I have a server on AWS that has been stable for years. It's running Apache 2.2.22 on Ubuntu 12.04.5 LTS. I regularly run security updates at the top of the month.

Recently Apache has stopped serving requests at around midnight and sometimes at later times in the early morning (2-4 AM Central). For us this is a period of low use but we do still have a steady stream of requests. Our daytime activity is much higher and it never goes down during the day (so far at least). So far, it always comes up after about 10 minutes or so and is always back to normal in the morning. Because of the time of the issue, I don't suspect it has to do with MaxClients as several other threads suggest.

I see nothing in any of the apache error logs (we have around 10 virtual hosts) nor dmesg, nor syslog. In fact, I read every log in /var/log this morning. At the time of the issue, I see nothing happening.

I have been able to catch it when it's down because of a site monitor notification. During that time, I can verify that apache is not serving requests. I can shell in to the server though. I had suspected network issues but it's odd that one port is fine and another isn't. I have been able to confirm that apache won't serve requests from localhost at that server. So, it seems to not be hardware.

Restarting the apache service does bring the sites back up but only for a few minutes. I was tailing logs live when it went down and still nothing. Not a thing shows in any log at the time of the issue. Rebooting always seems to fix it (for at least another 24 hours and sometimes more).

Amazon support sees nothing wrong with the server. I suspect either Apache is failing and the service restart isn't clean.
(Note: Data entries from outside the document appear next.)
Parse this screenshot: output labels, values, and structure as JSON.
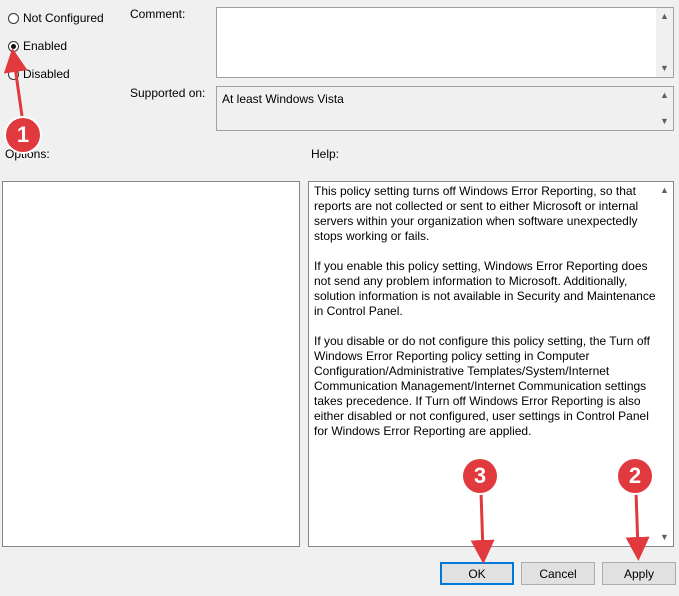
{
  "state": {
    "options": [
      {
        "label": "Not Configured",
        "checked": false
      },
      {
        "label": "Enabled",
        "checked": true
      },
      {
        "label": "Disabled",
        "checked": false
      }
    ]
  },
  "comment": {
    "label": "Comment:",
    "value": ""
  },
  "supported": {
    "label": "Supported on:",
    "value": "At least Windows Vista"
  },
  "options_panel": {
    "label": "Options:"
  },
  "help_panel": {
    "label": "Help:",
    "text": "This policy setting turns off Windows Error Reporting, so that\nreports are not collected or sent to either Microsoft or internal\nservers within your organization when software unexpectedly\nstops working or fails.\n\nIf you enable this policy setting, Windows Error Reporting does\nnot send any problem information to Microsoft. Additionally,\nsolution information is not available in Security and Maintenance\nin Control Panel.\n\nIf you disable or do not configure this policy setting, the Turn off\nWindows Error Reporting policy setting in Computer\nConfiguration/Administrative Templates/System/Internet\nCommunication Management/Internet Communication settings\ntakes precedence. If Turn off Windows Error Reporting is also\neither disabled or not configured, user settings in Control Panel\nfor Windows Error Reporting are applied."
  },
  "buttons": {
    "ok": "OK",
    "cancel": "Cancel",
    "apply": "Apply"
  },
  "annotations": {
    "step1": "1",
    "step2": "2",
    "step3": "3",
    "color": "#e0393e"
  },
  "icons": {
    "up": "scroll-up-icon",
    "down": "scroll-down-icon"
  }
}
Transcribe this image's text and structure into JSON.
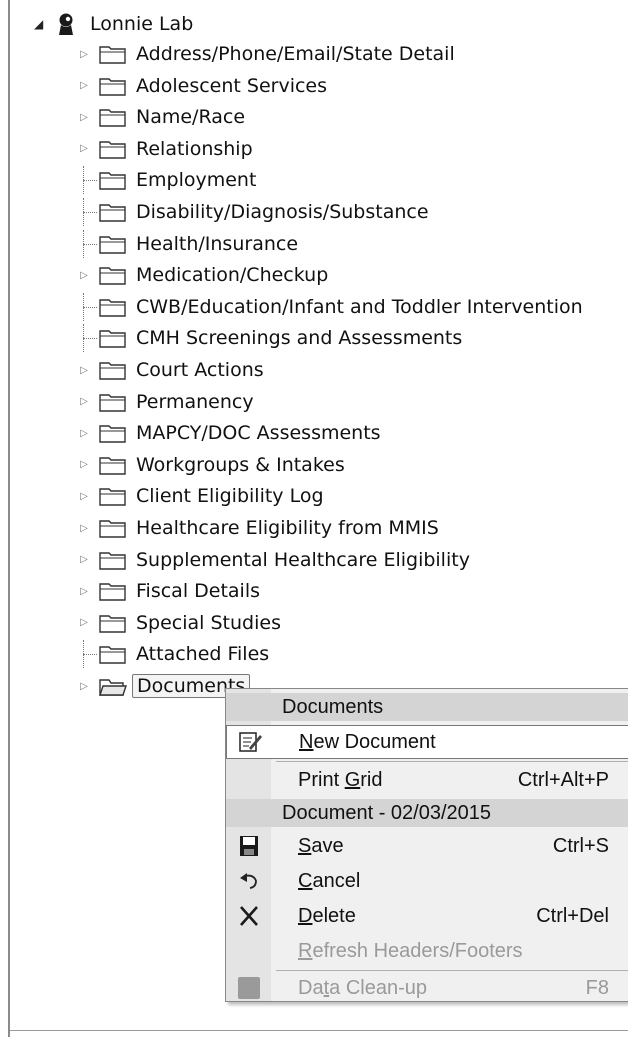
{
  "tree": {
    "root": {
      "label": "Lonnie Lab",
      "icon": "person-icon"
    },
    "items": [
      {
        "label": "Address/Phone/Email/State Detail",
        "expandable": true
      },
      {
        "label": "Adolescent Services",
        "expandable": true
      },
      {
        "label": "Name/Race",
        "expandable": true
      },
      {
        "label": "Relationship",
        "expandable": true
      },
      {
        "label": "Employment",
        "expandable": false
      },
      {
        "label": "Disability/Diagnosis/Substance",
        "expandable": false
      },
      {
        "label": "Health/Insurance",
        "expandable": false
      },
      {
        "label": "Medication/Checkup",
        "expandable": true
      },
      {
        "label": "CWB/Education/Infant and Toddler Intervention",
        "expandable": false
      },
      {
        "label": "CMH Screenings and Assessments",
        "expandable": false
      },
      {
        "label": "Court Actions",
        "expandable": true
      },
      {
        "label": "Permanency",
        "expandable": true
      },
      {
        "label": "MAPCY/DOC Assessments",
        "expandable": true
      },
      {
        "label": "Workgroups & Intakes",
        "expandable": true
      },
      {
        "label": "Client Eligibility Log",
        "expandable": true
      },
      {
        "label": "Healthcare Eligibility from MMIS",
        "expandable": true
      },
      {
        "label": "Supplemental Healthcare Eligibility",
        "expandable": true
      },
      {
        "label": "Fiscal Details",
        "expandable": true
      },
      {
        "label": "Special Studies",
        "expandable": true
      },
      {
        "label": "Attached Files",
        "expandable": false
      },
      {
        "label": "Documents",
        "expandable": true,
        "selected": true,
        "open_folder": true
      }
    ]
  },
  "menu": {
    "section1": "Documents",
    "new_document": {
      "prefix": "",
      "mnemonic": "N",
      "rest": "ew Document",
      "icon": "edit-document-icon"
    },
    "print_grid": {
      "prefix": "Print ",
      "mnemonic": "G",
      "rest": "rid",
      "shortcut": "Ctrl+Alt+P"
    },
    "section2": "Document - 02/03/2015",
    "save": {
      "prefix": "",
      "mnemonic": "S",
      "rest": "ave",
      "shortcut": "Ctrl+S",
      "icon": "save-icon"
    },
    "cancel": {
      "prefix": "",
      "mnemonic": "C",
      "rest": "ancel",
      "icon": "undo-icon"
    },
    "delete": {
      "prefix": "",
      "mnemonic": "D",
      "rest": "elete",
      "shortcut": "Ctrl+Del",
      "icon": "delete-x-icon"
    },
    "refresh": {
      "prefix": "",
      "mnemonic": "R",
      "rest": "efresh Headers/Footers"
    },
    "cleanup": {
      "prefix": "Da",
      "mnemonic": "t",
      "rest": "a Clean-up",
      "shortcut": "F8",
      "icon": "grey-square-icon"
    }
  }
}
Or, something is going on at the kernel/network level of the OS. And, again, this always happens when CPU load is low. Memory looks okay. None of the "usual suspects" are happening. It just silently stops working.

Given the lack of information I have from the server, I have no idea what else to look for. I am leaning towards rebuilding the server next week but would really like to figure this out.

Maybe there's something else I should look at during the problem. Also, if there are any logs I "turn up" to get more info, let me know. Currently I have no logs I can post that are helpful. This whole thing seems crazy to me because I'm used to failures getting logged somehow, especially if it's apache or the kernel (we've been long-time friends).

Phil
  • 11
  • 3

1 Answers1

1

I'd suggest next time you start it, start an strace running so that after it dies you can investigate what calls were happening last before it failed. You can use the following command after you start it to make sure you attach to the master process and all its children and any new ones that get forked.

pidlist=''; for pid in `ps ax | grep httpd | awk '{print $1}'`; do pidlist="$pidlist -p $pid"; done; strace -tt -F -f $pidlist 2>&1 |tee /root/apache_strace.out

I don't know if on your distro if the Apache process is called httpd or something else (like apache or apache2), but if it's not httpd, then swap the correct name into the command above.

sa289
  • 1,308
  • 2
  • 17
  • 42